The long-term status of Major League Baseball could be jeopardised by the spate of steroids revelations plaguing the game, former MLB Commissioner Fay Vincent said Thursday.

Monday's admission of doping by Yankees slugger Alex Rodriguez made front page news across the United States and on Thursday Miguel Tejada of the Astros pleaded guilty to lying to Congress about his knowledge of other baseball players using steroids.

"I think it's death by a thousand cuts," Vincent told Reuters in a telephone interview from his Florida home.

"The more of this that goes on the less romantic I become about the players. I become cynical. I don't like cheats.

"The risk is that fans like me will start to perceive this like professional wrestling. Like it's entertainment, not a sport and when it crosses from sport to entertainment it's on its way to a very bad result."

Vincent, who preceded reigning chief Bud Selig as commissioner, said baseball occupied a special place in the US sports landscape that made its fans feel betrayed when players misbehave.

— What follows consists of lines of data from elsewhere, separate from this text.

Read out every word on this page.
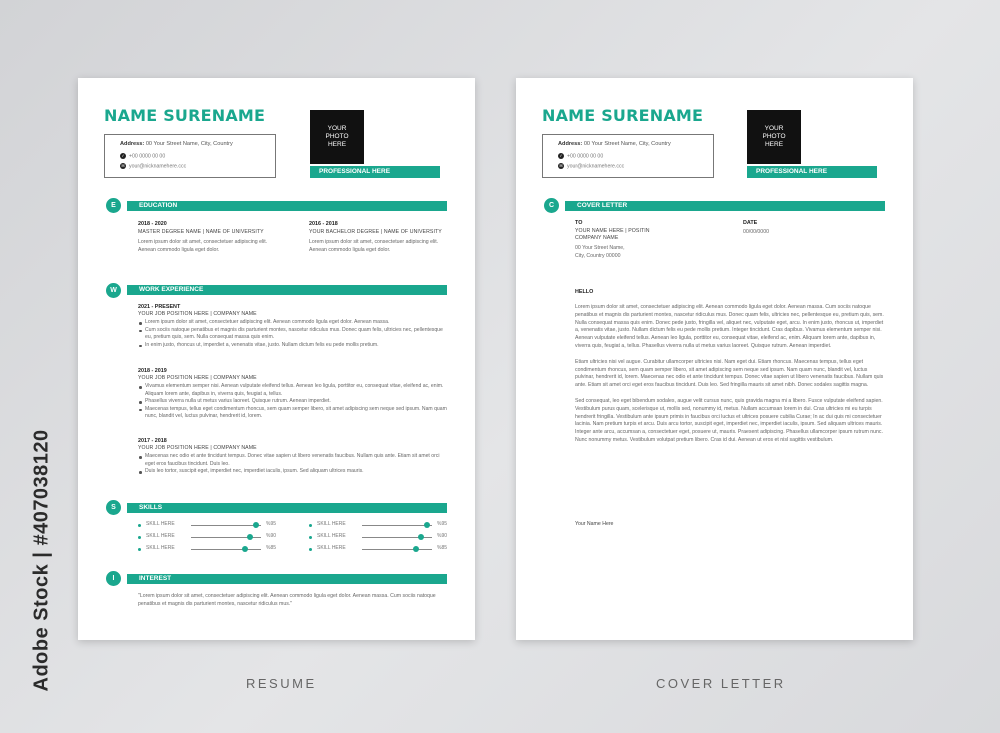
NAME SURENAME
Address: 00 Your Street Name, City, Country
✓ +00 0000 00 00
✉ your@nicknamehere.ccc
YOUR
PHOTO
HERE
PROFESSIONAL HERE
E	EDUCATION
2018 - 2020
MASTER DEGREE NAME | NAME OF UNIVERSITY
Lorem ipsum dolor sit amet, consectetuer adipiscing elit. Aenean commodo ligula eget dolor.
2016 - 2018
YOUR BACHELOR DEGREE | NAME OF UNIVERSITY
Lorem ipsum dolor sit amet, consectetuer adipiscing elit. Aenean commodo ligula eget dolor.
W	WORK EXPERIENCE
2021 - PRESENT
YOUR JOB POSITION HERE | COMPANY NAME
Lorem ipsum dolor sit amet, consectetuer adipiscing elit. Aenean commodo ligula eget dolor. Aenean massa.
Cum sociis natoque penatibus et magnis dis parturient montes, nascetur ridiculus mus. Donec quam felis, ultricies nec, pellentesque eu, pretium quis, sem. Nulla consequat massa quis enim.
In enim justo, rhoncus ut, imperdiet a, venenatis vitae, justo. Nullam dictum felis eu pede mollis pretium.
2018 - 2019
YOUR JOB POSITION HERE | COMPANY NAME
Vivamus elementum semper nisi. Aenean vulputate eleifend tellus. Aenean leo ligula, porttitor eu, consequat vitae, eleifend ac, enim. Aliquam lorem ante, dapibus in, viverra quis, feugiat a, tellus.
Phasellus viverra nulla ut metus varius laoreet. Quisque rutrum. Aenean imperdiet.
Maecenas tempus, tellus eget condimentum rhoncus, sem quam semper libero, sit amet adipiscing sem neque sed ipsum. Nam quam nunc, blandit vel, luctus pulvinar, hendrerit id, lorem.
2017 - 2018
YOUR JOB POSITION HERE | COMPANY NAME
Maecenas nec odio et ante tincidunt tempus. Donec vitae sapien ut libero venenatis faucibus. Nullam quis ante. Etiam sit amet orci eget eros faucibus tincidunt. Duis leo.
Duis leo tortor, suscipit eget, imperdiet nec, imperdiet iaculis, ipsum. Sed aliquam ultrices mauris.
S	SKILLS
I	INTEREST
"Lorem ipsum dolor sit amet, consectetuer adipiscing elit. Aenean commodo ligula eget dolor. Aenean massa. Cum sociis natoque penatibus et magnis dis parturient montes, nascetur ridiculus mus."
SKILL HERE	%95
SKILL HERE	%90
SKILL HERE	%85
SKILL HERE	%95
SKILL HERE	%90
SKILL HERE	%85
NAME SURENAME
Address: 00 Your Street Name, City, Country
✓ +00 0000 00 00
✉ your@nicknamehere.ccc
YOUR
PHOTO
HERE
PROFESSIONAL HERE
C	COVER LETTER
TO
YOUR NAME HERE | POSITIN
COMPANY NAME
00 Your Street Name,
City, Country 00000
DATE
00/00/0000
HELLO

Lorem ipsum dolor sit amet, consectetuer adipiscing elit. Aenean commodo ligula eget dolor. Aenean massa. Cum sociis natoque penatibus et magnis dis parturient montes, nascetur ridiculus mus. Donec quam felis, ultricies nec, pellentesque eu, pretium quis, sem. Nulla consequat massa quis enim. Donec pede justo, fringilla vel, aliquet nec, vulputate eget, arcu. In enim justo, rhoncus ut, imperdiet a, venenatis vitae, justo. Nullam dictum felis eu pede mollis pretium. Integer tincidunt. Cras dapibus. Vivamus elementum semper nisi. Aenean vulputate eleifend tellus. Aenean leo ligula, porttitor eu, consequat vitae, eleifend ac, enim. Aliquam lorem ante, dapibus in, viverra quis, feugiat a, tellus. Phasellus viverra nulla ut metus varius laoreet. Quisque rutrum. Aenean imperdiet.

Etiam ultricies nisi vel augue. Curabitur ullamcorper ultricies nisi. Nam eget dui. Etiam rhoncus. Maecenas tempus, tellus eget condimentum rhoncus, sem quam semper libero, sit amet adipiscing sem neque sed ipsum. Nam quam nunc, blandit vel, luctus pulvinar, hendrerit id, lorem. Maecenas nec odio et ante tincidunt tempus. Donec vitae sapien ut libero venenatis faucibus. Nullam quis ante. Etiam sit amet orci eget eros faucibus tincidunt. Duis leo. Sed fringilla mauris sit amet nibh. Donec sodales sagittis magna.

Sed consequat, leo eget bibendum sodales, augue velit cursus nunc, quis gravida magna mi a libero. Fusce vulputate eleifend sapien. Vestibulum purus quam, scelerisque ut, mollis sed, nonummy id, metus. Nullam accumsan lorem in dui. Cras ultricies mi eu turpis hendrerit fringilla. Vestibulum ante ipsum primis in faucibus orci luctus et ultrices posuere cubilia Curae; In ac dui quis mi consectetuer lacinia. Nam pretium turpis et arcu. Duis arcu tortor, suscipit eget, imperdiet nec, imperdiet iaculis, ipsum. Sed aliquam ultrices mauris. Integer ante arcu, accumsan a, consectetuer eget, posuere ut, mauris. Praesent adipiscing. Phasellus ullamcorper ipsum rutrum nunc. Nunc nonummy metus. Vestibulum volutpat pretium libero. Cras id dui. Aenean ut eros et nisl sagittis vestibulum.

Your Name Here
RESUME	COVER LETTER
Adobe Stock | #407038120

"I think baseball fans have a very romantic view of their game. They think of it as a respite from all the ugliness in the normal world, and now we are finding out there's a lot of ugliness in baseball," said Vincent, 70, who dealt with the Pete Rose gambling case and other drug problems during his regime.

Vincent said Rodriguez "is obviously going to get pilloried" and that baseball fans reacted more personally to lapses in integrity than in other US team sports.

"There's a certain childish quality to the baseball fan. It's very much a family activity. Almost all of us come to baseball through a mother or a father," he said.

Monsters' game

"Baseball... has a certain romantic aspect to it. Football is all violence, it's all smashing. It's a sport of giants. Baseball is a kids' game and football is a monsters' game. Little people can play baseball. Women can play baseball.

"We don't want people cheating. We want them to be a combination of Greg Maddux and Lou Gehrig, Willie Mays. Young people dashing around... and blowing bubble gum bubbles."

Vincent, who resigned in 1992 after three years as commissioner over lack of support from owners unhappy with how he settled a 1990 labor dispute with players, said steroids were just coming into the game in his time.

"Our ignorance about steroids was total," he said.

"I was still dealing with throwing (pitcher) Steve Howe out for seven cocaine violations and having the union say they wanted him reinstated, and they got him reinstated through a stupid arbitrator.

"There were tiny little whiffs of smoke about steroids in my day. We were stupid about it. We thought that steroids was a football problem, about bulking up."

Vincent said he was at fault for not identifying the problem sooner but said the issue goes way beyond baseball.

"This is a national and an international athletic problem in that chemists can give track stars and bicyclists and baseball players drugs that can improve their performance.

"The economic motivation and temptation to use those drugs is enormous."

"The chemists are too good, they can find drugs that don't show up in the tests.

"It's a national problem, a problem for Congress. It's a problem for parents of kids in high school."